Les familles sont les plus pénalisées, avec un surcroît de prélèvements d’environ 6 milliards en 1998, pérennisé en 1999. La branche famille du régime général de la Sécurité sociale devrait dégager un excédent de plus de 4 milliards l’année prochaine.
Dans le même temps, les allocations familiales sont sévèrement encadrées puisque leur revalorisation sera de 0,7 % au 1er janvier, soit une perte de 0,5 point de pouvoir d’achat. Le gouvernement fait au moins preuve de cohérence dans sa politique familiale.
Les retraites seront indexées sur les prix en 1999, gelant ainsi le pouvoir d’achat des pensions, à défaut de toute autre réflexion d’ensemble sur le sujet.
La branche des accidents du travail, pourtant fortement excédentaire en 1998 et 1999, enregistrera un supplément de recettes du fait d’une revalorisation de 2,2 % des cotisations qui contribuent à son financement. Le principe de la responsabilité individuelle est abandonné au bénéfice d’une logique de pénalités collectives proportionnelles aux revenus, qu’il s’agisse des praticiens ou des laboratoires pharmaceutiques.

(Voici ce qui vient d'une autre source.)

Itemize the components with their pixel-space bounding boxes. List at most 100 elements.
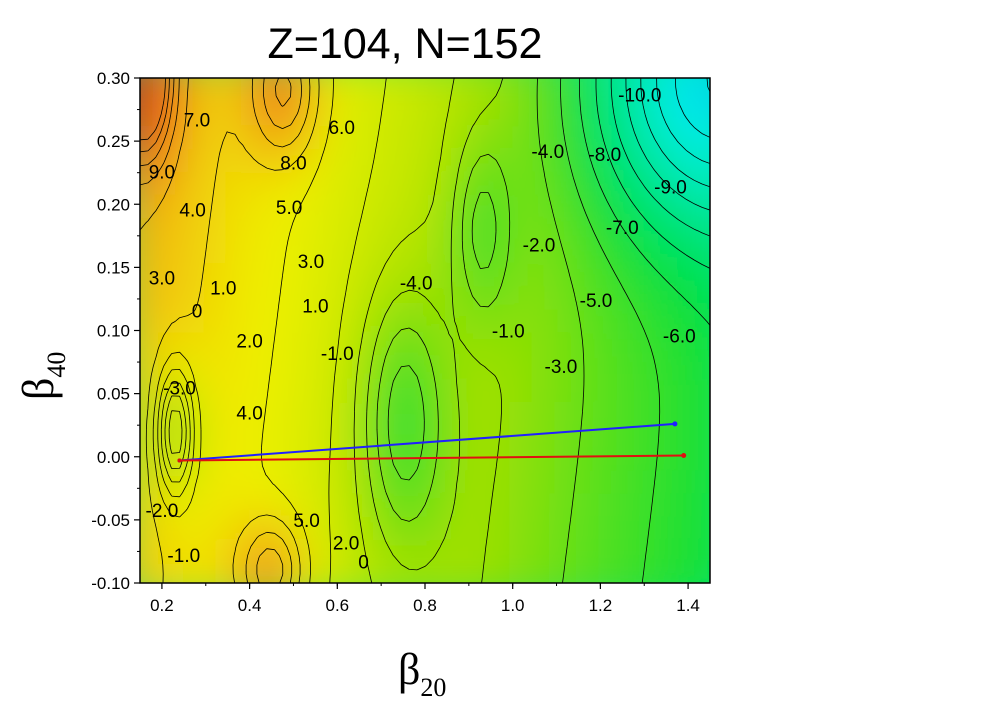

Mais surtout, le gouvernement choisit le système de la lettre-clé flottante, en se permettant de baisser unilatéralement les tarifs des actes médicaux en cours d’année. Les médecins ne pourront plus, par ailleurs bénéficier d’une « seconde chance » lorsqu’ils auront dépassé les objectifs assignés : les sanctions seront immédiates.
Enfin, et ce n’est pas le moins choquant, le gouvernement utilise la Sécurité sociale pour financer ses projets les plus discutables. Ainsi, au mépris du principe fondamental de compensation intégrale des exonérations, le coût des 35 heures sera supporté pour un tiers par les caisses de la Sécurité sociale. C’est sûrement, pour le gouvernement, la meilleure façon de préserver l’avenir de notre système de protection sociale.